Quantum computing is an emergent field at the intersection of physics and computer science. It leverages the principles of quantum mechanics to solve problems that are beyond the reach of even the most advanced classical computers. While classical computers use bits, quantum computers use qubits. Like classical bits, qubits can take the value 0 or 1. But quantum computers can also handle the superposition of 0 and 1. For example, in a two-qubit vector, there are four components of the superposition, and computations can be made simultaneously on all these states. The number of components grows exponentially with the number of qubits, which means 2^n components for n qubits. This remarkable simultaneous computation is one of the quantum computer’s strengths. However, this advantage comes with a fundamental complexity: when observing the state, it collapses into one specific, random binary combination. While random, the probability of achieving different states can be affected through calculations in quantum algorithms, using quantum gates.Despite its potential, quantum computing and executing quantum algorithms face significant technical barriers. One of them is the issue of coherence time, which is the time that a qubit can maintain its quantum state before it is lost. Another challenge is error rates, as quantum computers tend to be highly error-prone. A solution for this is error correction, which requires several physical qubits to create one logical qubit. This, on the other hand, introduces the challenge of performing quantum operations on quantum logical qubits, as opposed to on physical qubits.

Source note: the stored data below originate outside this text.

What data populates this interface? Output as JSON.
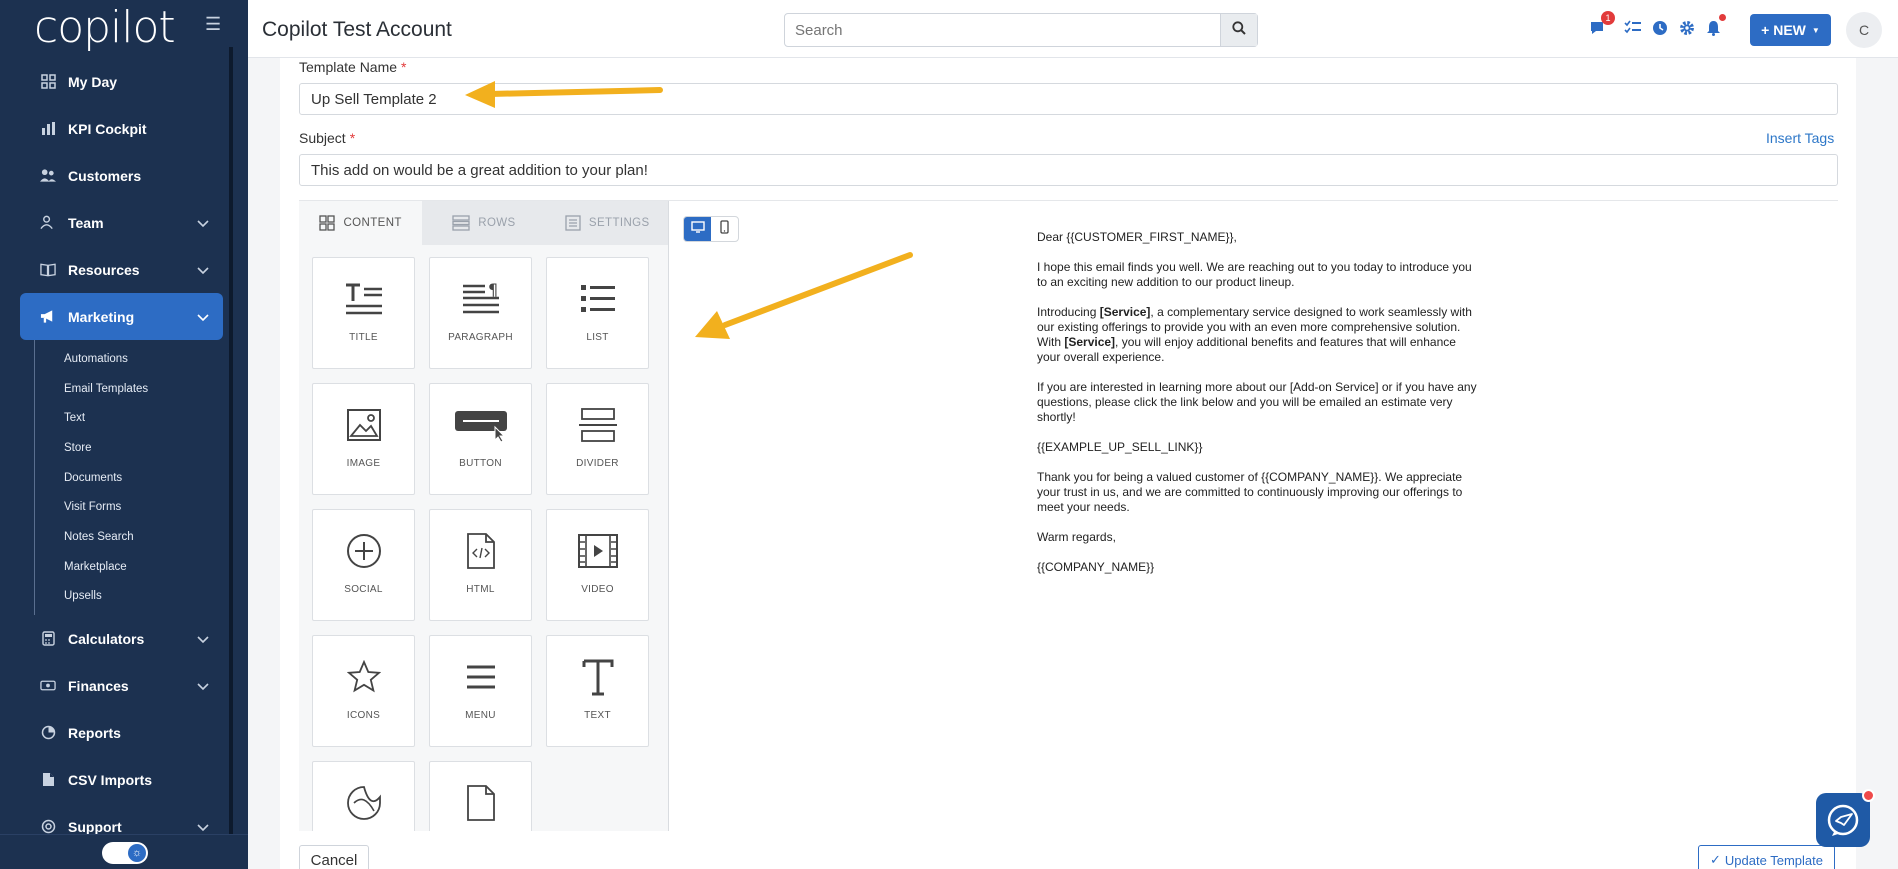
{
  "sidebar": {
    "logo": "copilot",
    "items": [
      {
        "label": "My Day",
        "icon": "grid-icon"
      },
      {
        "label": "KPI Cockpit",
        "icon": "bar-chart-icon"
      },
      {
        "label": "Customers",
        "icon": "users-icon"
      },
      {
        "label": "Team",
        "icon": "user-group-icon"
      },
      {
        "label": "Resources",
        "icon": "book-icon"
      },
      {
        "label": "Marketing",
        "icon": "megaphone-icon"
      }
    ],
    "marketing_sub": [
      "Automations",
      "Email Templates",
      "Text",
      "Store",
      "Documents",
      "Visit Forms",
      "Notes Search",
      "Marketplace",
      "Upsells"
    ],
    "items_after": [
      {
        "label": "Calculators",
        "icon": "calculator-icon"
      },
      {
        "label": "Finances",
        "icon": "money-icon"
      },
      {
        "label": "Reports",
        "icon": "pie-chart-icon"
      },
      {
        "label": "CSV Imports",
        "icon": "file-icon"
      },
      {
        "label": "Support",
        "icon": "support-icon"
      }
    ]
  },
  "header": {
    "title": "Copilot Test Account",
    "search_placeholder": "Search",
    "notification_count": "1",
    "new_button": "+ NEW",
    "avatar_initial": "C"
  },
  "form": {
    "template_name_label": "Template Name",
    "template_name_value": "Up Sell Template 2",
    "subject_label": "Subject",
    "subject_value": "This add on would be a great addition to your plan!",
    "insert_tags": "Insert Tags",
    "required_mark": "*"
  },
  "builder": {
    "tabs": [
      "CONTENT",
      "ROWS",
      "SETTINGS"
    ],
    "tiles": [
      "TITLE",
      "PARAGRAPH",
      "LIST",
      "IMAGE",
      "BUTTON",
      "DIVIDER",
      "SOCIAL",
      "HTML",
      "VIDEO",
      "ICONS",
      "MENU",
      "TEXT",
      "",
      ""
    ]
  },
  "email": {
    "greeting": "Dear {{CUSTOMER_FIRST_NAME}},",
    "p1": "I hope this email finds you well. We are reaching out to you today to introduce you to an exciting new addition to our product lineup.",
    "p2_prefix": "Introducing ",
    "service": "[Service]",
    "p2_mid": ", a complementary service designed to work seamlessly with our existing offerings to provide you with an even more comprehensive solution. With ",
    "p2_suffix": ", you will enjoy additional benefits and features that will enhance your overall experience.",
    "p3": "If you are interested in learning more about our [Add-on Service] or if you have any questions, please click the link below and you will be emailed an estimate very shortly!",
    "link_tag": "{{EXAMPLE_UP_SELL_LINK}}",
    "p4": "Thank you for being a valued customer of {{COMPANY_NAME}}. We appreciate your trust in us, and we are committed to continuously improving our offerings to meet your needs.",
    "closing": "Warm regards,",
    "signature": "{{COMPANY_NAME}}"
  },
  "footer": {
    "cancel": "Cancel",
    "update": "Update Template"
  },
  "colors": {
    "sidebar_bg": "#1c3150",
    "accent": "#2d6cc4",
    "arrow": "#f2b01e",
    "badge": "#e23b3b"
  }
}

A significant milestone in addressing these challenges was recently achieved with Google’s introduction of the Willow quantum chip. The chip successfully demonstrated the theory of quantum error correction in practice, by using several physical qubits for one logical qubit. This breakthrough moves us one step closer to achieving an efficient quantum computer for real-world applications.
Quantum Computing & Cybersecurity: Why Are Future Efficient Quantum Computers a Problem Now?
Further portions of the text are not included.